Um cérebro ainda imaturo, em pleno desenvolvimento, pode encontrar dificuldades em lidar com tantas exigências, e isso acaba prejudicando a relação consigo mesmo e com os outros. É preciso que pais e profissionais que atuam diretamente com esse público estejam atentos, dispostos a ouvir suas necessidades e a tentar compreender seu ponto de vista de uma identidade em construção.

Consumo de álcool

A “socialização sóbria” parece crescente na Gen Z, motivada em parte por questões de saúde, mas também devido ao aspecto financeiro: beber não é barato. Esses jovens têm sido líderes no movimento “Sober Curious”, se questionando sobre sua relação com álcool e bebendo menos, inclusive os brasileiros.

Parece que o “bar” da Geração Z é a academia. Mas esse não é um comportamento totalmente sublime.

Exercícios físicos

É frequentar uma academia no período da tarde e perceber o público predominante – o da geração Z. Foi isso que observei frequentando mais de 50 academias nos últimos anos. Se antigamente praticavam esportes na rua, os adolescentes de hoje vão à academia levantar pesos. 

Os adolescentes parecem estar mais no fitness do que nos esportes. “Percebo que quem nasceu por volta dos anos 2000, sabe que o exercício físico deve ser parte de sua rotina”, afirma Victor, de 21 anos, que pratica corrida de rua e academia.

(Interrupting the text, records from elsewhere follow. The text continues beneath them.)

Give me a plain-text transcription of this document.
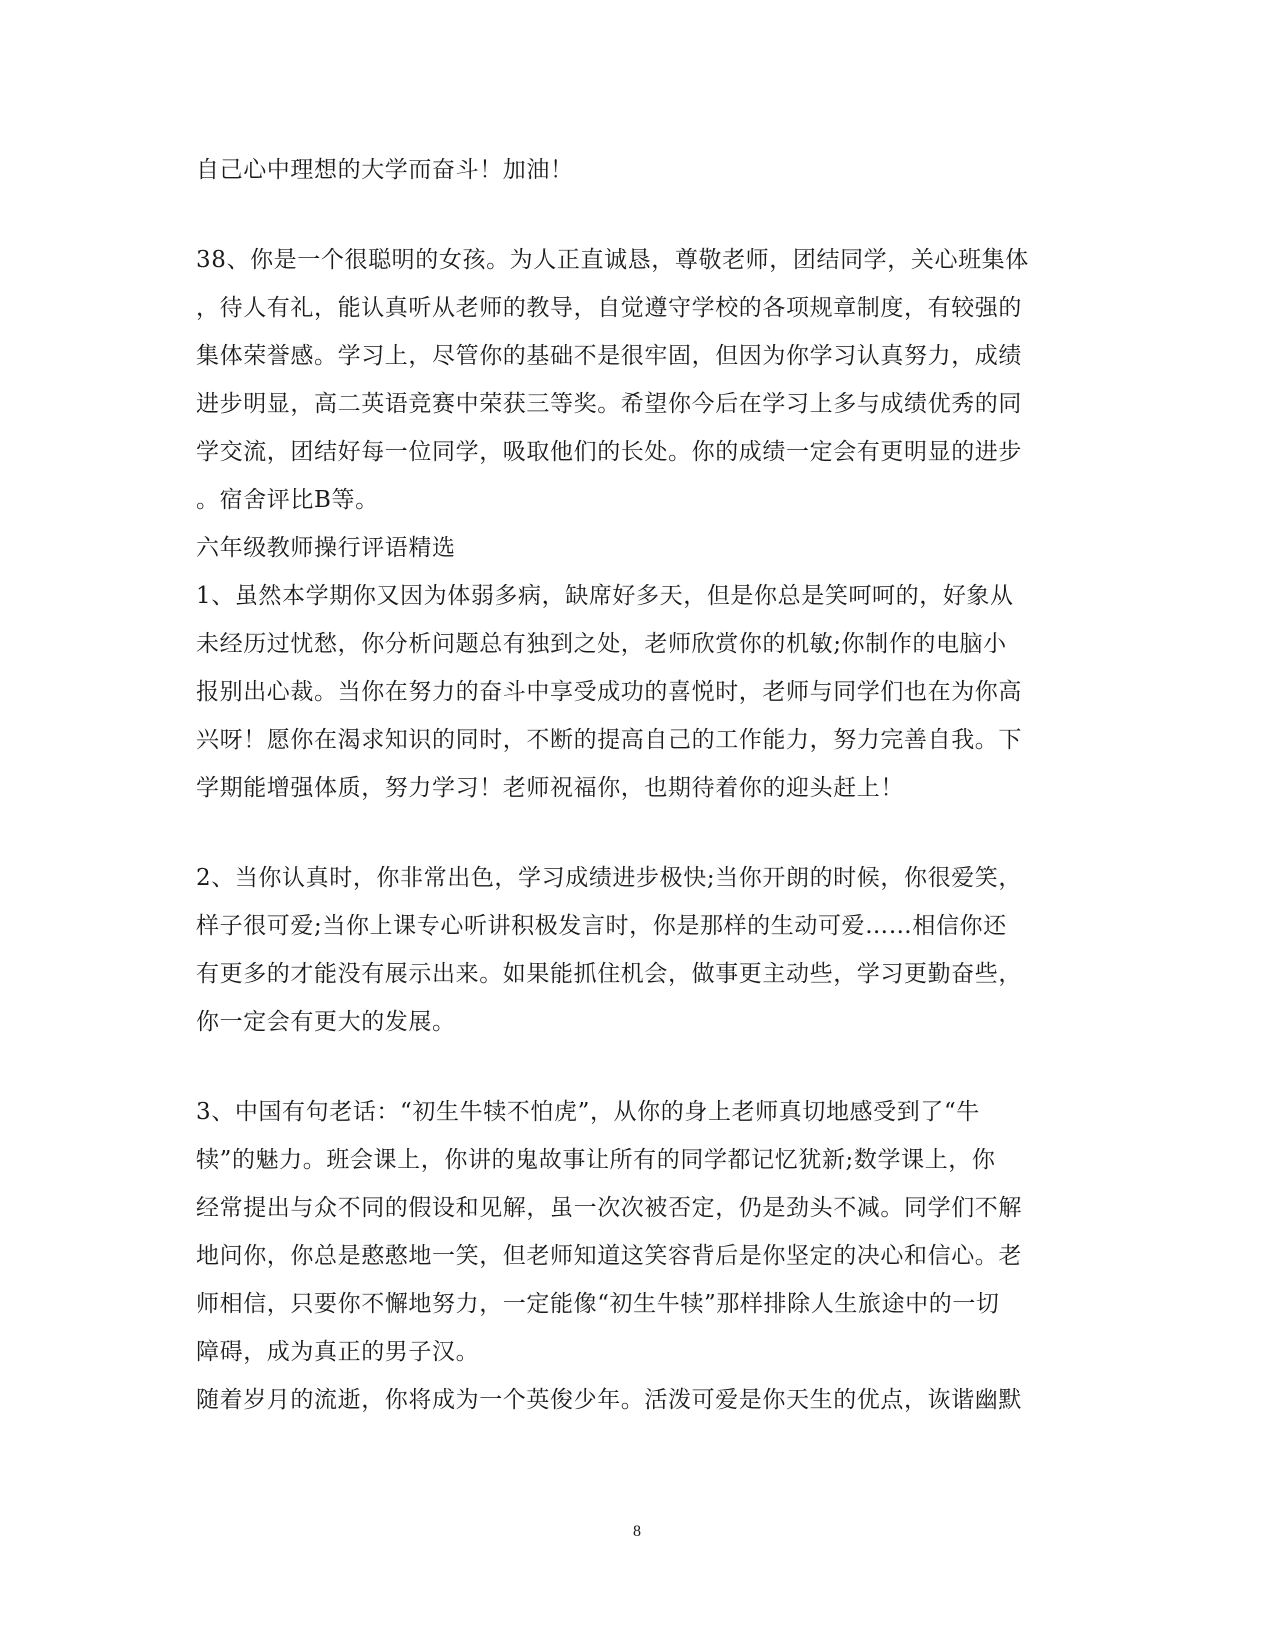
自己心中理想的大学而奋斗！加油！
38、你是一个很聪明的女孩。为人正直诚恳，尊敬老师，团结同学，关心班集体
，待人有礼，能认真听从老师的教导，自觉遵守学校的各项规章制度，有较强的
集体荣誉感。学习上，尽管你的基础不是很牢固，但因为你学习认真努力，成绩
进步明显，高二英语竞赛中荣获三等奖。希望你今后在学习上多与成绩优秀的同
学交流，团结好每一位同学，吸取他们的长处。你的成绩一定会有更明显的进步
。宿舍评比B等。
六年级教师操行评语精选
1、虽然本学期你又因为体弱多病，缺席好多天，但是你总是笑呵呵的，好象从
未经历过忧愁，你分析问题总有独到之处，老师欣赏你的机敏;你制作的电脑小
报别出心裁。当你在努力的奋斗中享受成功的喜悦时，老师与同学们也在为你高
兴呀！愿你在渴求知识的同时，不断的提高自己的工作能力，努力完善自我。下
学期能增强体质，努力学习！老师祝福你，也期待着你的迎头赶上！
2、当你认真时，你非常出色，学习成绩进步极快;当你开朗的时候，你很爱笑，
样子很可爱;当你上课专心听讲积极发言时，你是那样的生动可爱……相信你还
有更多的才能没有展示出来。如果能抓住机会，做事更主动些，学习更勤奋些，
你一定会有更大的发展。
3、中国有句老话：“初生牛犊不怕虎”，从你的身上老师真切地感受到了“牛
犊”的魅力。班会课上，你讲的鬼故事让所有的同学都记忆犹新;数学课上，你
经常提出与众不同的假设和见解，虽一次次被否定，仍是劲头不减。同学们不解
地问你，你总是憨憨地一笑，但老师知道这笑容背后是你坚定的决心和信心。老
师相信，只要你不懈地努力，一定能像“初生牛犊”那样排除人生旅途中的一切
障碍，成为真正的男子汉。
随着岁月的流逝，你将成为一个英俊少年。活泼可爱是你天生的优点，诙谐幽默
8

A geração Z estão mais conscientes do benefício da prática da atividade física, do que a gerações anteriores.  (Fonte: Getty Images)

Embora os dados sejam inconsistentes, talvez a Geração Z esteja se exercitando mais e buscam nas academias seu espaço de socialização, pois não é incomum encontrar grupos de 4 ou 5 adolescentes praticando musculação juntos. Outros fatores explicam o aumento como maior conscientização dos benefícios de se movimentar, especialmente a busca pelos efeitos sobre a saúde mental. Seriam somente essas as razões deles?

O “fitinspiration” que pode ocorrer a partir do que jovens visualizam os influenciadores fazendo não é inofensivo e pode mudar seus comportamentos, gerando exageros na quantidade de exercícios, além do consumo desnecessário de suplementos.

Essa geração vem de fábrica com um conceito de wellness que supera o bem-estar, indo para o lado do desempenho. É o que observa a nutricionista Alice Erwig – Doutora pela USP, alertando que “vivemos uma era em que o corpo ideal não nasce da saúde, mas do filtro. Entre likes, algoritmos e padrões inalcançáveis, adolescentes se veem cada vez mais pressionados a caber em moldes que nem deveriam existir”.

Influenciados pelas redes sociais os adolescentes muitas vezes, buscam metas corporais irreais, colocando a sua saúde física e mental em risco. (Fonte: Getty Images)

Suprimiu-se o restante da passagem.